The new company had a bit of property in the western United States and Cdn$14 million in cash. Its executives were drawn from the merged companies including Bob Buchans, a mining engineer and former analyst who has been CEO of Kinross since the start.
The company had something else: a strong will to grow. It would quickly gain a reputation for shrewd shopping, fast decisions and tight fiscal management–in short, for being “entrepreneurial”.
Base metal miners were divesting their non-core assets at the time, which meant that some better precious metal properties were available. Kinross did not hesitate. Within three weeks, the first purchase was announced: two gold-silver mines in the western United States. Later the same year Kinross bought the controlling interest in Falconbridge Gold from Falconbridge Ltd. In all, the company spent Cdn$70 million on new assets before the year was out.
As the time chart shows (page 12), Kinross has continued to acquire ever-more-choice properties including the assets of Amax Gold in 1998 and the Timmins assets of Royal Oak Mines in 1999.

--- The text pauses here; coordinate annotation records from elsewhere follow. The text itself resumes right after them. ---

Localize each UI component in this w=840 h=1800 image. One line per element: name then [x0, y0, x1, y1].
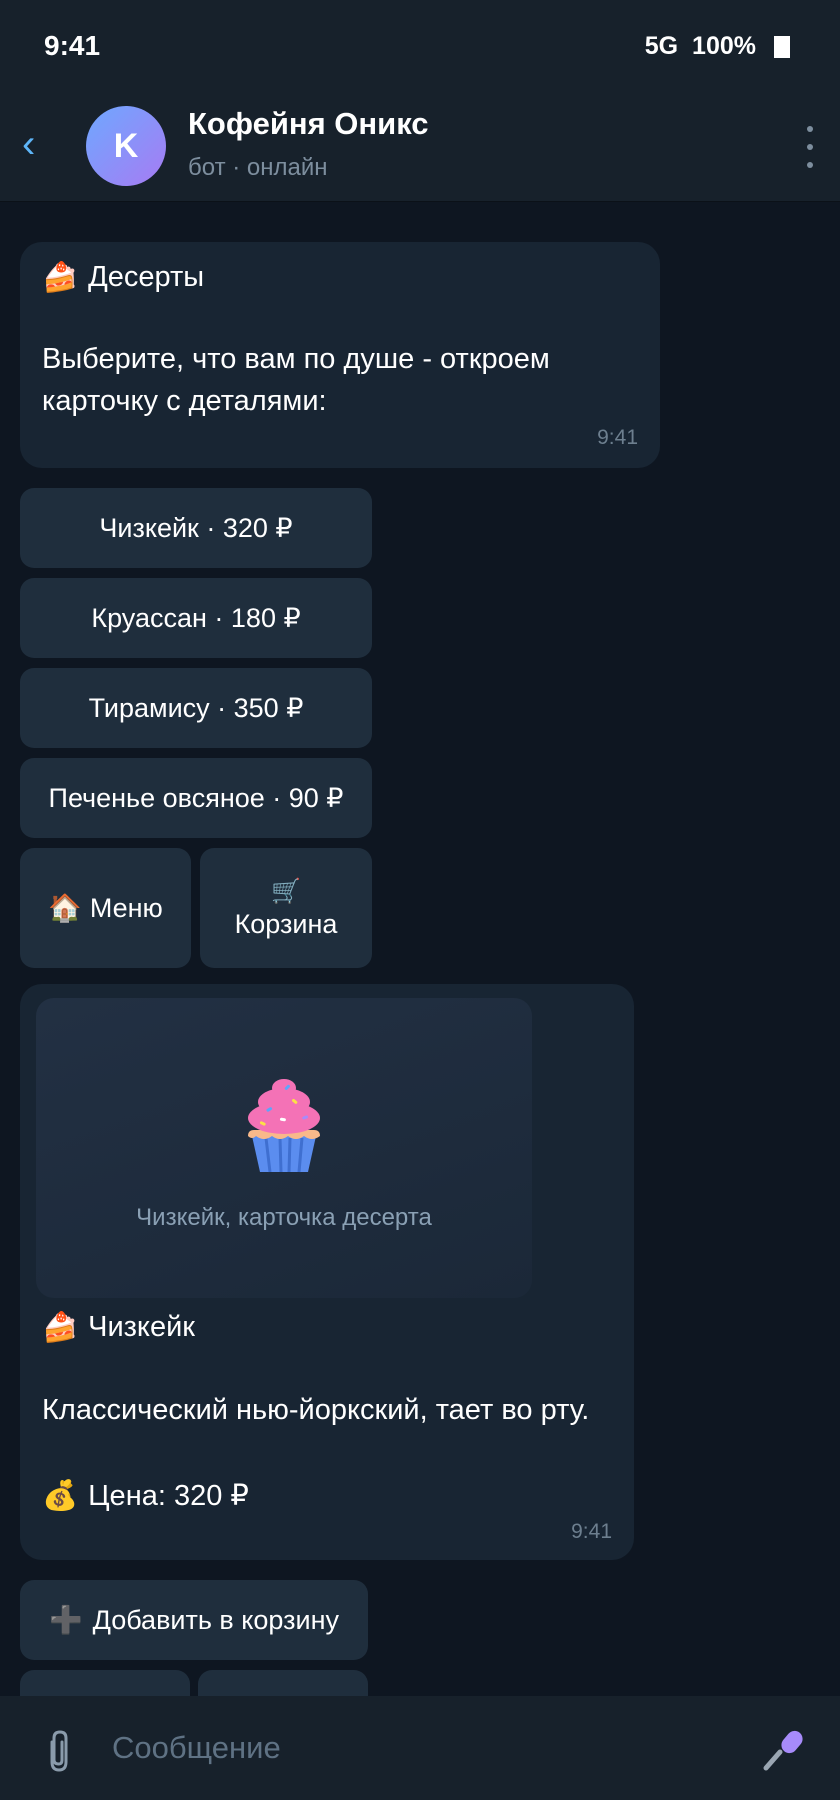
status-time: 9:41 — [44, 30, 101, 61]
dessert-button-croissant[interactable]: Круассан · 180 ₽ — [20, 578, 372, 658]
message-composer — [0, 1696, 840, 1800]
message-heading: 🍰 Десерты — [42, 260, 204, 295]
house-icon: 🏠 — [48, 893, 82, 924]
card-price-text: Цена: 320 ₽ — [88, 1480, 249, 1512]
cart-button-label: Корзина — [234, 908, 338, 939]
cart-button[interactable]: 🛒 Корзина — [200, 848, 372, 968]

In 2002 Kinross concluded an innovative agreement with Placer Dome. The two companies combined all their Timmins-area producing mines, mills and exploration properties into the Porcupine joint venture (51% Placer Dome, which is the operator; 49% Kinross). This agreement places most of the potential of the prolific Timmins-Porcupine gold belt into the hands of a single exploration team.
Then came the biggest acquisition to date, when on June 10, 2002, Kinross entered into a deal to take over Echo Bay Mines Ltd. and TVX Gold Inc. for 177.8 million common shares with an aggregate fair value of US$1.3 billion. At the same time Kinross purchased Newmont’s 50% interest in the TVX Newmont Americas joint venture for US$180 million. The deals were concluded on Jan. 31 of this year. Major shareholders of the merged company are Newmont Mining Corp. of Canada (13.7%) and Fidelity Management & Research Co. (11.7%). See the chart on page 16 for the mines held by the new Kinross.
Through this deal, Kinross has almost doubled its gold production to an estimated 1,700,000 oz in 2003, at a higher total cash cost of US$215-220/oz. Thus has the company vaulted into the land of the majors, becoming the third largest gold miner in Canada (behind Barrick Gold Corp. and Placer Dome Inc.) and seventh largest in the world. The timing was superb, with the London spot market gold price climbing to an average of US$352/oz in the first quarter of 2003 compared with US$310/oz in 2002.
An excellent way to conclude Kinross’ first decade.